Contributing Factors
- No validation in config deployment process for obviously wrong values
- Config change was not tested in staging environment
- No gradual rollout for config changes
- Alert threshold (5% error rate) took 17 minutes to trigger
5 Whys
| Question | Answer |
|---|---|
| Why did the API reject requests? | Rate limiter threshold was too low |
| Why was the threshold wrong? | Typo in configuration file |
| Why wasn't the typo caught? | No review process for config changes |
| Why is there no review process? | Config changes considered "low risk" |
| Why are they considered low risk? | Never had an incident before (survivorship bias) |
What Went Well
- Monitoring detected the issue within 17 minutes
- Team mobilized quickly once alert fired
- Root cause identified within 30 minutes
- Rollback was straightforward
- Communication to users was timely
What Went Wrong
- Config change deployed without testing
- No peer review for config changes
- Alert took 17 minutes to fire (threshold too high)

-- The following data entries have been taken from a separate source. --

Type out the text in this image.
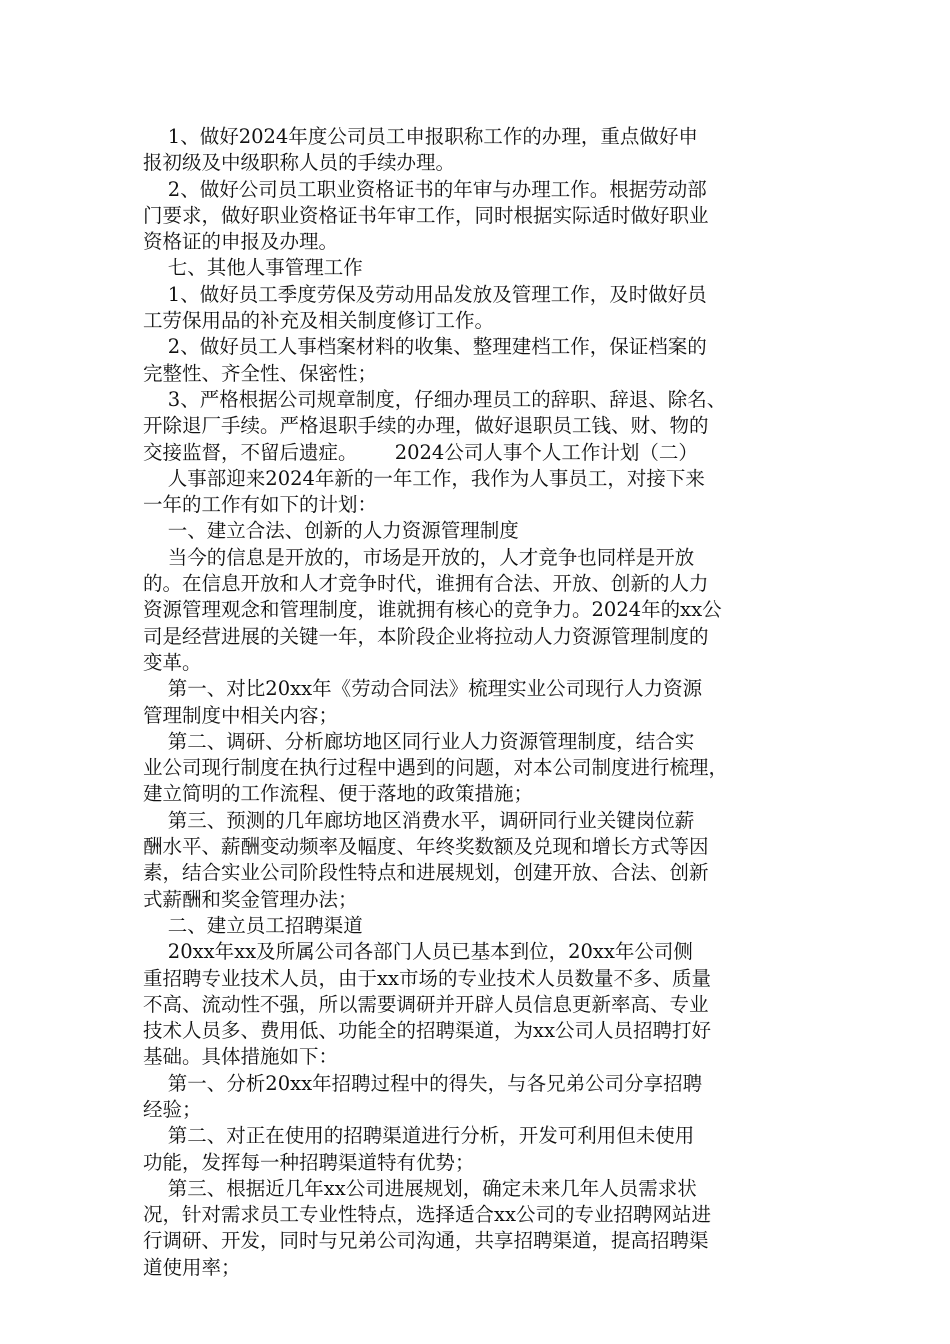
1、做好2024年度公司员工申报职称工作的办理，重点做好申
报初级及中级职称人员的手续办理。
2、做好公司员工职业资格证书的年审与办理工作。根据劳动部
门要求，做好职业资格证书年审工作，同时根据实际适时做好职业
资格证的申报及办理。
七、其他人事管理工作
1、做好员工季度劳保及劳动用品发放及管理工作，及时做好员
工劳保用品的补充及相关制度修订工作。
2、做好员工人事档案材料的收集、整理建档工作，保证档案的
完整性、齐全性、保密性；
3、严格根据公司规章制度，仔细办理员工的辞职、辞退、除名、
开除退厂手续。严格退职手续的办理，做好退职员工钱、财、物的
交接监督，不留后遗症。      2024公司人事个人工作计划（二）
人事部迎来2024年新的一年工作，我作为人事员工，对接下来
一年的工作有如下的计划：
一、建立合法、创新的人力资源管理制度
当今的信息是开放的，市场是开放的，人才竞争也同样是开放
的。在信息开放和人才竞争时代，谁拥有合法、开放、创新的人力
资源管理观念和管理制度，谁就拥有核心的竞争力。2024年的xx公
司是经营进展的关键一年，本阶段企业将拉动人力资源管理制度的
变革。
第一、对比20xx年《劳动合同法》梳理实业公司现行人力资源
管理制度中相关内容；
第二、调研、分析廊坊地区同行业人力资源管理制度，结合实
业公司现行制度在执行过程中遇到的问题，对本公司制度进行梳理，
建立简明的工作流程、便于落地的政策措施；
第三、预测的几年廊坊地区消费水平，调研同行业关键岗位薪
酬水平、薪酬变动频率及幅度、年终奖数额及兑现和增长方式等因
素，结合实业公司阶段性特点和进展规划，创建开放、合法、创新
式薪酬和奖金管理办法；
二、建立员工招聘渠道
20xx年xx及所属公司各部门人员已基本到位，20xx年公司侧
重招聘专业技术人员，由于xx市场的专业技术人员数量不多、质量
不高、流动性不强，所以需要调研并开辟人员信息更新率高、专业
技术人员多、费用低、功能全的招聘渠道，为xx公司人员招聘打好
基础。具体措施如下：
第一、分析20xx年招聘过程中的得失，与各兄弟公司分享招聘
经验；
第二、对正在使用的招聘渠道进行分析，开发可利用但未使用
功能，发挥每一种招聘渠道特有优势；
第三、根据近几年xx公司进展规划，确定未来几年人员需求状
况，针对需求员工专业性特点，选择适合xx公司的专业招聘网站进
行调研、开发，同时与兄弟公司沟通，共享招聘渠道，提高招聘渠
道使用率；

- No validation for obviously wrong values (10 vs 1000)
Where We Got Lucky
- This happened during business hours when the team was available
- The fix (rollback) was simple. If the old config was also broken, recovery would have been harder
- No financial impact because this was the API layer, not smart contracts
Action Items
| Action | Owner | Deadline | Status |
|---|---|---|---|
| Add peer review requirement for config changes | Dave | 2024-01-22 | Done |
| Add config validation for rate limit thresholds | Dave | 2024-01-29 | Done |
| Lower alert threshold to 1% error rate | Bob | 2024-01-19 | Done |
| Add staging environment testing for config changes | Dave | 2024-02-15 | In Progress |
| Document config change process | Alice | 2024-01-31 | Not Started |
Lessons for Runbooks
- Existing runbook sufficient: Third-Party-Outage (config rollback section applicable)
- No new runbook needed
Detection
| Aspect | Details |
|---|---|
| How detected | Monitoring alert (DataDog) |
| Time to detection | 17 minutes |
| Could we detect faster? | Yes - lower alert threshold to 1% |
Links
- Incident Log: 2024-01-15-example-api-outage
- Config PR (bad): [link]
- Rollback PR: [link]
- Monitoring dashboard: [link]
Meeting Notes
Attendees: Alice, Bob, Carol, Dave
Discussion points:- Agreed config changes need same rigor as code changes
- Discussed whether to require staging for all changes (decided yes)
- Dave to implement validation this week
See Incident-Response-Policy for post-mortem process.